Pour la 3ème édition du festival « On n’a plus 20 ans », l’organisation n’a pas fait dans la demi-mesure et a proposé à tous les fans de Métal français une affiche de rêve. Nous avons suivi Mass Hysteria toute la journée de samedi, pour un show démarré à 22h30 et fini un peu avant minuit… mais, vous allez voir, la journée commence bien avant…

 

Mass Hysteria en route pour la Vendée :

8h45… John, un croisé entre superman et bob le bricoleur, m’appelle pour me dire qu’il arrive porte de Montreuil, pour rameuter ses « ouailles » dans leur van. Tout ce petit monde arrive tranquillement autour de 9h, et c’est le départ pour la Vendée. Et encore, les coulisses du show démarrent en fait la veille par le chargement de l’utilitaire qui transporte le matériel de scène du groupe, un exercice de TETRIS grandeur nature…

Tout le monde finit sa nuit, est un peu dans le coltard… À 11h, premier et seul arrêt au Mans.1ère anecdote sympa : je me fais aborder à la caisse de la station-service par un fan, qui me demande s’il hallucine, ou s’il a bien vu les gratteux de MH… Je lui confirme que c’est bien MH et qu’ils jouent le soir même aux Herbiers… S’ensuit une négociation âpre avec sa femme, pour changer la destination de leur voyage, le programme du WE… Mais sa dame est fine en négociation… et le fan n’échappera pas au week-end  belle-famille pour Pâques…
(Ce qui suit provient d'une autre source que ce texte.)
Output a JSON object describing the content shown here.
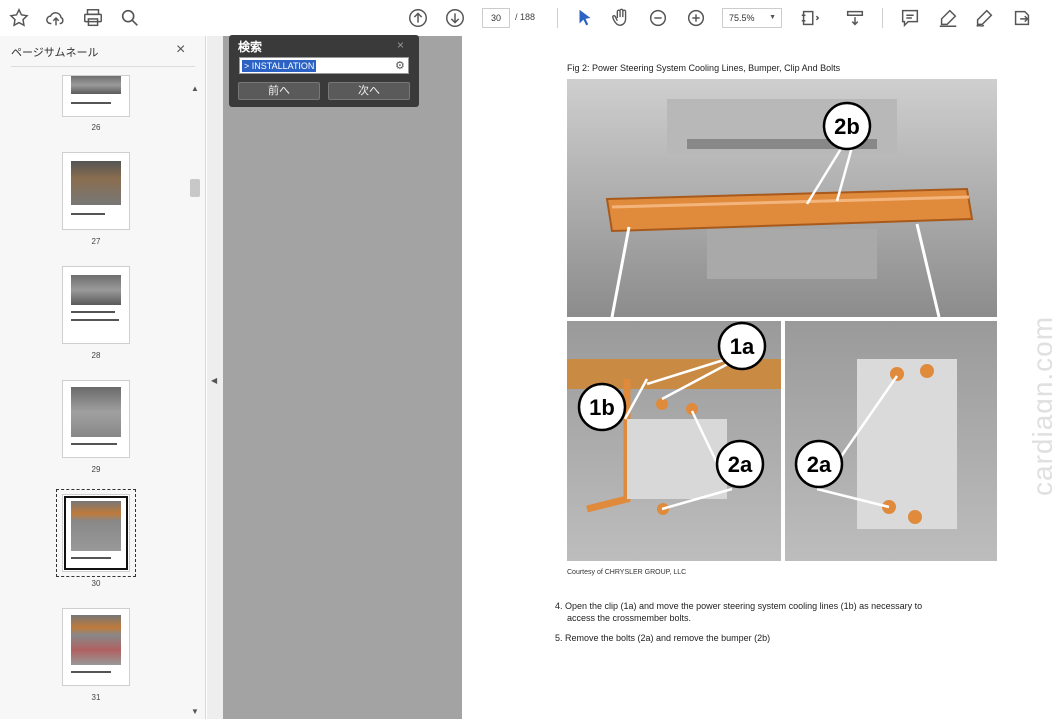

Arrivée sur place à 13h30 environ, la salle est déjà clean, la scène prête. Je découvre une salle surprenante, avec une partie fosse, la scène et une partie auditorium … Original, mais carrément bien pensé. On testera d’ailleurs les sièges avec notre John national !

Le groupe et les crews filent déjeuner, après avoir récupéré les tickets repas, puis les roadies attaquent les différentes étapes du montage et des réglages. On vous confirme à ce sujet qu’ils se prêteront eux aussi au petit jeu de l’interview avec des questions posées par les fans !
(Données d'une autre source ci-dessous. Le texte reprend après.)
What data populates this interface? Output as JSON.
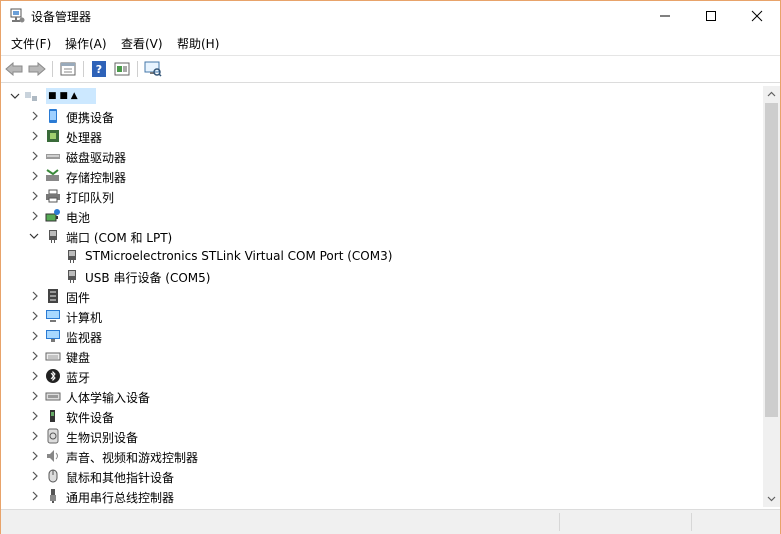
{
  "window": {
    "title": "设备管理器"
  },
  "menu": [
    "文件(F)",
    "操作(A)",
    "查看(V)",
    "帮助(H)"
  ],
  "toolbar": [
    "back-arrow-icon",
    "forward-arrow-icon",
    "properties-icon",
    "help-icon",
    "update-driver-icon",
    "scan-hardware-icon"
  ],
  "tree": {
    "root_label": "■ ■ ▲",
    "items": [
      {
        "label": "便携设备",
        "icon": "portable-device-icon",
        "expanded": false
      },
      {
        "label": "处理器",
        "icon": "processor-icon",
        "expanded": false
      },
      {
        "label": "磁盘驱动器",
        "icon": "disk-drive-icon",
        "expanded": false
      },
      {
        "label": "存储控制器",
        "icon": "storage-controller-icon",
        "expanded": false
      },
      {
        "label": "打印队列",
        "icon": "printer-icon",
        "expanded": false
      },
      {
        "label": "电池",
        "icon": "battery-icon",
        "expanded": false
      },
      {
        "label": "端口 (COM 和 LPT)",
        "icon": "port-icon",
        "expanded": true,
        "children": [
          {
            "label": "STMicroelectronics STLink Virtual COM Port (COM3)",
            "icon": "port-icon"
          },
          {
            "label": "USB 串行设备 (COM5)",
            "icon": "port-icon"
          }
        ]
      },
      {
        "label": "固件",
        "icon": "firmware-icon",
        "expanded": false
      },
      {
        "label": "计算机",
        "icon": "computer-icon",
        "expanded": false
      },
      {
        "label": "监视器",
        "icon": "monitor-icon",
        "expanded": false
      },
      {
        "label": "键盘",
        "icon": "keyboard-icon",
        "expanded": false
      },
      {
        "label": "蓝牙",
        "icon": "bluetooth-icon",
        "expanded": false
      },
      {
        "label": "人体学输入设备",
        "icon": "hid-icon",
        "expanded": false
      },
      {
        "label": "软件设备",
        "icon": "software-device-icon",
        "expanded": false
      },
      {
        "label": "生物识别设备",
        "icon": "biometric-icon",
        "expanded": false
      },
      {
        "label": "声音、视频和游戏控制器",
        "icon": "sound-icon",
        "expanded": false
      },
      {
        "label": "鼠标和其他指针设备",
        "icon": "mouse-icon",
        "expanded": false
      },
      {
        "label": "通用串行总线控制器",
        "icon": "usb-icon",
        "expanded": false
      }
    ]
  },
  "colors": {
    "border": "#e8a36a",
    "selected": "#cce8ff",
    "chrome": "#f0f0f0"
  }
}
Pour le groupe, le temps après le déjeuner marque…  le 1er temps d’attente dans les loges… Et, soyons francs, le temps entre la fin du déjeuner et les balances… est long ! On le tue comme on peut, on sort des grattes d’exos pour se détendre les mains et réviser ses gammes… On joue aux cartes starwars, on refait le monde, on se repose…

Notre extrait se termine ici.